Mari März schreibt mehr als Prosa. Ab und zu widmet sie sich auch der Lyrik. Sinnhaftes & Gereimtes aus dem Wahnsinn, den wir Leben nennen ...
Nichts gehört dir.
Oder mir.
Oder uns.
Die Welt ist nicht deine.
Du bist lediglich Gast hier.
Also benimm dich gefälligst!
Hinterlasse etwas Persönliches.
Etwas Positives.
Von mir aus einen Fußabdruck.
Nicht voll mit CO2.
Und schon gar nicht mit dem Anspruch,
dass jemand hineintreten soll.
Schiebe dein Kind bitte nicht in deine Schuhe.
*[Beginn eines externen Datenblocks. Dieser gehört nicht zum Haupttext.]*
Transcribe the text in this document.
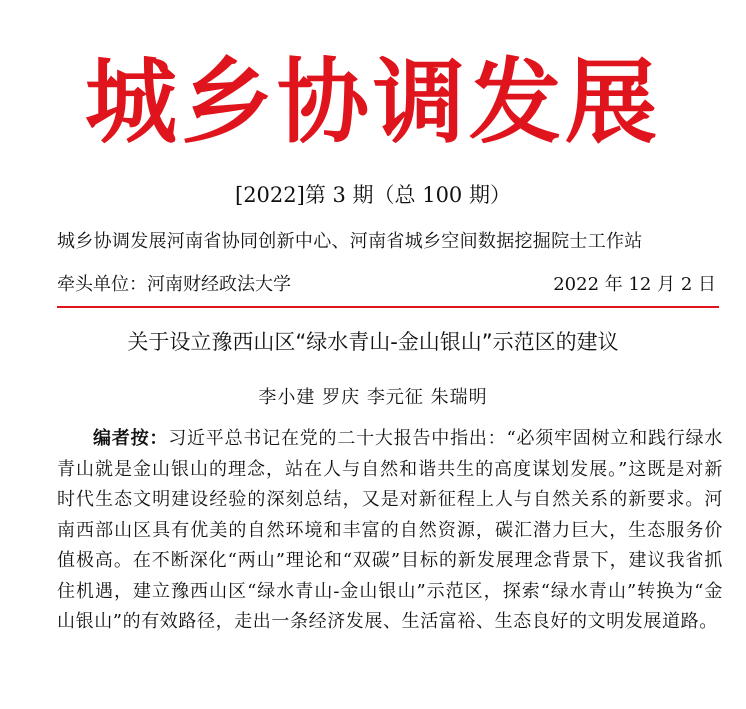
城乡协调发展
[2022]第 3 期（总 100 期）
城乡协调发展河南省协同创新中心、河南省城乡空间数据挖掘院士工作站
牵头单位：河南财经政法大学	2022 年 12 月 2 日
关于设立豫西山区“绿水青山-金山银山”示范区的建议
李小建 罗庆 李元征 朱瑞明

编者按：习近平总书记在党的二十大报告中指出：“必须牢固树立和践行绿水青山就是金山银山的理念，站在人与自然和谐共生的高度谋划发展。”这既是对新时代生态文明建设经验的深刻总结，又是对新征程上人与自然关系的新要求。河南西部山区具有优美的自然环境和丰富的自然资源，碳汇潜力巨大，生态服务价值极高。在不断深化“两山”理论和“双碳”目标的新发展理念背景下，建议我省抓住机遇，建立豫西山区“绿水青山-金山银山”示范区，探索“绿水青山”转换为“金山银山”的有效路径，走出一条经济发展、生活富裕、生态良好的文明发展道路。
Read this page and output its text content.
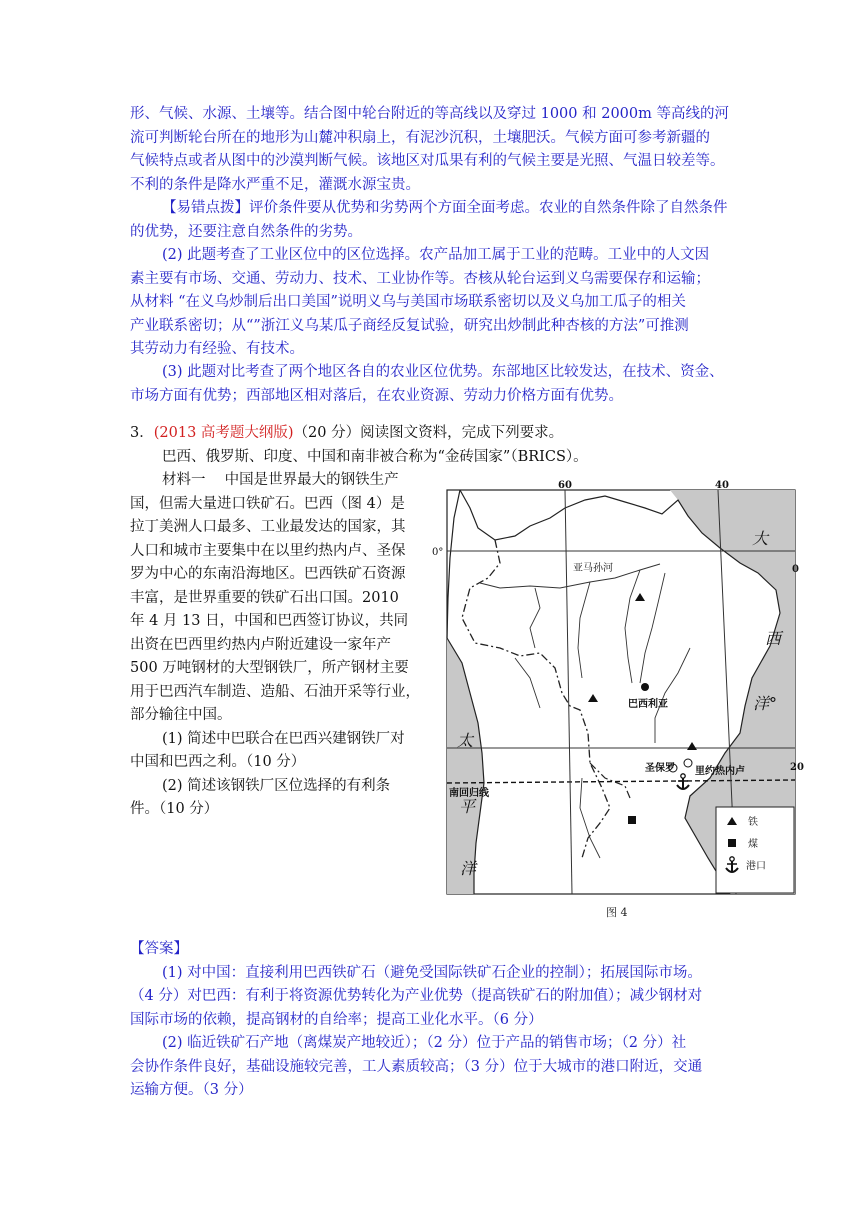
形、气候、水源、土壤等。结合图中轮台附近的等高线以及穿过 1000 和 2000m 等高线的河
流可判断轮台所在的地形为山麓冲积扇上，有泥沙沉积，土壤肥沃。气候方面可参考新疆的
气候特点或者从图中的沙漠判断气候。该地区对瓜果有利的气候主要是光照、气温日较差等。
不利的条件是降水严重不足，灌溉水源宝贵。
【易错点拨】评价条件要从优势和劣势两个方面全面考虑。农业的自然条件除了自然条件
的优势，还要注意自然条件的劣势。
(2) 此题考查了工业区位中的区位选择。农产品加工属于工业的范畴。工业中的人文因
素主要有市场、交通、劳动力、技术、工业协作等。杏核从轮台运到义乌需要保存和运输；
从材料 “在义乌炒制后出口美国”说明义乌与美国市场联系密切以及义乌加工瓜子的相关
产业联系密切；从“”浙江义乌某瓜子商经反复试验，研究出炒制此种杏核的方法”可推测
其劳动力有经验、有技术。
(3) 此题对比考查了两个地区各自的农业区位优势。东部地区比较发达，在技术、资金、
市场方面有优势；西部地区相对落后，在农业资源、劳动力价格方面有优势。
3．(2013 高考题大纲版)（20 分）阅读图文资料，完成下列要求。
巴西、俄罗斯、印度、中国和南非被合称为“金砖国家”（BRICS）。
材料一　 中国是世界最大的钢铁生产
国，但需大量进口铁矿石。巴西（图 4）是
拉丁美洲人口最多、工业最发达的国家，其
人口和城市主要集中在以里约热内卢、圣保
罗为中心的东南沿海地区。巴西铁矿石资源
丰富，是世界重要的铁矿石出口国。2010
年 4 月 13 日，中国和巴西签订协议，共同
出资在巴西里约热内卢附近建设一家年产
500 万吨钢材的大型钢铁厂，所产钢材主要
用于巴西汽车制造、造船、石油开采等行业，
部分输往中国。
(1) 简述中巴联合在巴西兴建钢铁厂对
中国和巴西之利。（10 分）
(2) 简述该钢铁厂区位选择的有利条
件。（10 分）
60	40
0°
0
20
大
西
洋°
太
平
洋
亚马孙河
巴西利亚
圣保罗 里约热内卢
南回归线
铁
煤
港口
图 4
【答案】
(1) 对中国：直接利用巴西铁矿石（避免受国际铁矿石企业的控制）；拓展国际市场。
（4 分）对巴西：有利于将资源优势转化为产业优势（提高铁矿石的附加值）；减少钢材对
国际市场的依赖，提高钢材的自给率；提高工业化水平。（6 分）
(2) 临近铁矿石产地（离煤炭产地较近）；（2 分）位于产品的销售市场；（2 分）社
会协作条件良好，基础设施较完善，工人素质较高；（3 分）位于大城市的港口附近，交通
运输方便。（3 分）
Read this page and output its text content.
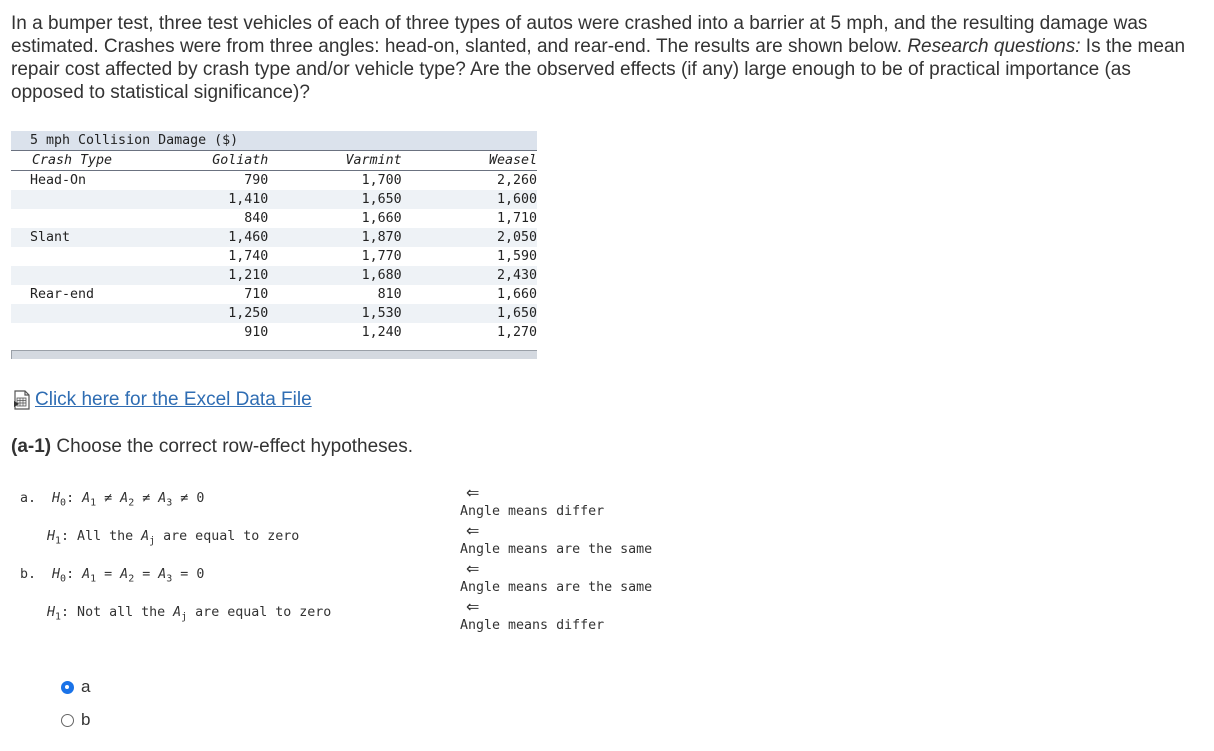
In a bumper test, three test vehicles of each of three types of autos were crashed into a barrier at 5 mph, and the resulting damage was estimated. Crashes were from three angles: head-on, slanted, and rear-end. The results are shown below. Research questions: Is the mean repair cost affected by crash type and/or vehicle type? Are the observed effects (if any) large enough to be of practical importance (as opposed to statistical significance)?
5 mph Collision Damage ($)
Crash Type	Goliath	Varmint	Weasel
Head-On	790	1,700	2,260
	1,410	1,650	1,600
	840	1,660	1,710
Slant	1,460	1,870	2,050
	1,740	1,770	1,590
	1,210	1,680	2,430
Rear-end	710	810	1,660
	1,250	1,530	1,650
	910	1,240	1,270

Click here for the Excel Data File
(a-1) Choose the correct row-effect hypotheses.
a. $H_0$: $A_1 \ne A_2 \ne A_3 \ne 0$
$H_1$: All the $A_j$ are equal to zero
b. $H_0$: $A_1 = A_2 = A_3 = 0$
$H_1$: Not all the $A_j$ are equal to zero
⇐
Angle means differ
⇐
Angle means are the same
⇐
Angle means are the same
⇐
Angle means differ
a
b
Es ist nicht dein Eigentum.
Sehr wohl aber dein Job als Vater oder Mutter und
Teil der Gesellschaft, es wachsen zu lassen und vorzubereiten,
auf dass es hinausgehen darf in die Welt,
um dort ein gern gesehener Gast zu sein.
Es muss nicht deine Fehler annehmen
und sie schon gar nicht mitnehmen in die Zukunft.
Denn auch unseren Kindern gehört nichts außer das,
was sie mit eigener Kraft erschaffen haben.
Kein Land, kein Territorium.
Heimat ist lediglich ein Gefühl.
Kein Besitz, kein Geburtsrecht.
Also benimm dich gefälligst!
Was uns von Geburt an zustehen sollte,
ist das Recht auf Freiheit und Selbstbestimmung.
Deshalb begrenze sie nicht mit deiner Meinung.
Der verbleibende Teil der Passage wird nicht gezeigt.